À l'approche de 2026, nous avons commencé à dresser des listes des éléments qui pourraient bien se passer et de ceux qui pourraient mal tourner l'année prochaine. Un des éléments de cette dernière catégorie est une correction des marchés boursiers, motivée par des craintes que certains investissements dans l'IA ne génèrent pas les flux de trésorerie attendus par les investisseurs en actions et, de plus en plus, par les investisseurs obligataires. Les répercussions d'une correction des marchés boursiers pour cette raison pourraient théoriquement être graves, mais à ce stade, bien qu'une certaine contagion soit inévitable, nous pensons que l'impact sur les spreads de crédit devrait être limité. Les entreprises de notre univers d'investissement obligataire ayant une exposition directe à l'IA sont généralement de grands émetteurs de catégorie investissement, l'exposition parmi les émetteurs à haut rendement étant assez limitée. L'impact sur l'économie réelle d'un ralentissement des investissements dans l'IA est difficile à estimer, mais nous pensons également qu'il ne serait pas trop sévère. Le sentiment serait certainement affecté, mais malgré les chiffres impressionnants relayés par la presse concernant les investissements dans l'IA, il convient de noter que les contrats annoncés sont généralement des contrats pluriannuels et que la composante investissement du PIB américain s'élève à environ 6,3 trillions de dollars par an; Goldman Sachs estimait en septembre dernier que, dans les données officielles du PIB, l'IA n'a augmenté le PIB réel des États-Unis que de 0,2%.
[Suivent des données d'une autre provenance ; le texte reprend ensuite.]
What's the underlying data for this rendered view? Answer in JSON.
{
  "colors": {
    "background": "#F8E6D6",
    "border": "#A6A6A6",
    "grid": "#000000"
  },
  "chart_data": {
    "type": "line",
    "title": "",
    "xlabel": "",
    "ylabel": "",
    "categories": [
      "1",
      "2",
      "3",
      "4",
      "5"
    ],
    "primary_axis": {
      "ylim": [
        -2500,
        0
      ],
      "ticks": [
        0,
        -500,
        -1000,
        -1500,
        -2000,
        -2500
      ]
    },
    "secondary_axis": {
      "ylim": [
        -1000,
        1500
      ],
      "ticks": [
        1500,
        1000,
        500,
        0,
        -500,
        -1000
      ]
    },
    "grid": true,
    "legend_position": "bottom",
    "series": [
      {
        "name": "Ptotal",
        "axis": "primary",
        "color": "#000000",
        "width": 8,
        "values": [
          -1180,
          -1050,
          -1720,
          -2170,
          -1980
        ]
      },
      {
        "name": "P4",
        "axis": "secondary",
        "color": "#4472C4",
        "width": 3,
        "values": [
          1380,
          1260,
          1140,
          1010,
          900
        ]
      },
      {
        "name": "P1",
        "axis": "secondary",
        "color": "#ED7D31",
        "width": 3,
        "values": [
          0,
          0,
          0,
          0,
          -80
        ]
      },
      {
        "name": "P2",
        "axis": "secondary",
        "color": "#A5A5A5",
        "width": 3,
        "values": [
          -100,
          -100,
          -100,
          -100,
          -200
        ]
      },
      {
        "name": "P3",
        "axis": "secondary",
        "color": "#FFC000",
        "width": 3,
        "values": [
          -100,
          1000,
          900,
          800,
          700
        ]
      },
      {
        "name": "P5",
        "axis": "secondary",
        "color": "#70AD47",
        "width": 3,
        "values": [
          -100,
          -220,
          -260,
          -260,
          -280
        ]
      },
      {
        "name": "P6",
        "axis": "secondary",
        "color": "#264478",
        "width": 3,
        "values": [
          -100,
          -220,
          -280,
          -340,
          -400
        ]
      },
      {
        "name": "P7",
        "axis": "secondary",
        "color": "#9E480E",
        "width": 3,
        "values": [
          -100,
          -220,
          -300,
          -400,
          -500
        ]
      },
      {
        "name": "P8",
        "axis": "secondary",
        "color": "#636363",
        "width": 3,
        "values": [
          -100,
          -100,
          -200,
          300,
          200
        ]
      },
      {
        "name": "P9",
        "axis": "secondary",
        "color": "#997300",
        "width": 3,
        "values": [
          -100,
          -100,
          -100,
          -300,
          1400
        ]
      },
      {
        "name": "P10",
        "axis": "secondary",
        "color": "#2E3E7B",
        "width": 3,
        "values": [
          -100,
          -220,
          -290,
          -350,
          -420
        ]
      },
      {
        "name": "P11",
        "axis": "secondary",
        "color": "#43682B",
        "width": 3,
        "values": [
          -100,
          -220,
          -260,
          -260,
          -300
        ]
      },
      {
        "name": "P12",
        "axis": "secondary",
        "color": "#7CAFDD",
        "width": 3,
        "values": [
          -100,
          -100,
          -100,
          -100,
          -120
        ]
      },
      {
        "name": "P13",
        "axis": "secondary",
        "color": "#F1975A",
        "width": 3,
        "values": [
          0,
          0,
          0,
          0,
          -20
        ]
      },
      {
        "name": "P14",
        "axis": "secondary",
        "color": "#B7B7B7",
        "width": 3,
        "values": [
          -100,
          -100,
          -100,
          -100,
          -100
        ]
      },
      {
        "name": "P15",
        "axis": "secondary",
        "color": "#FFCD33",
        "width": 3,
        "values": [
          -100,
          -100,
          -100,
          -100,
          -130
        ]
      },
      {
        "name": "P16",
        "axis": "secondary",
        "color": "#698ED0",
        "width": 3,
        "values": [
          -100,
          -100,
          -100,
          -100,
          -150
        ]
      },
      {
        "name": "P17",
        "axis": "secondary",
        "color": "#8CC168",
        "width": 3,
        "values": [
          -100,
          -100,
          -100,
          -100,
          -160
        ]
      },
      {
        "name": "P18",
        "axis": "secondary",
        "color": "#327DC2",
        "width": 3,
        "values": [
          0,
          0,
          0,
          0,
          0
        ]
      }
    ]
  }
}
Une correction des valorisations ne serait pas inattendue après les mouvements de prix que nous avons observés au cours des derniers trimestres dans le secteur technologique. Étant donné que l'exposition directe sur les marchés traditionnels du crédit semble faible et que l'impact sur le PIB n'est pas très important, nous avons tendance à penser que s'il y a une vente massive qui affecte le crédit, cela pourrait représenter une bonne opportunité d'achat. Étant donné que les valorisations des obligations d'État intègrent déjà plusieurs baisses de taux, il semble qu'un rallye sur les taux dans ce scénario pourrait être limité, mais bien sûr, les valeurs refuges bénéficient généralement de la vente d'actifs risqués. Seul le temps dira si ce scénario se matérialise, mais les prédictions d'une correction augmentent, et l'indice «greed vs. fear» (avidité contre peur) penche de plus en plus vers le territoire de la peur.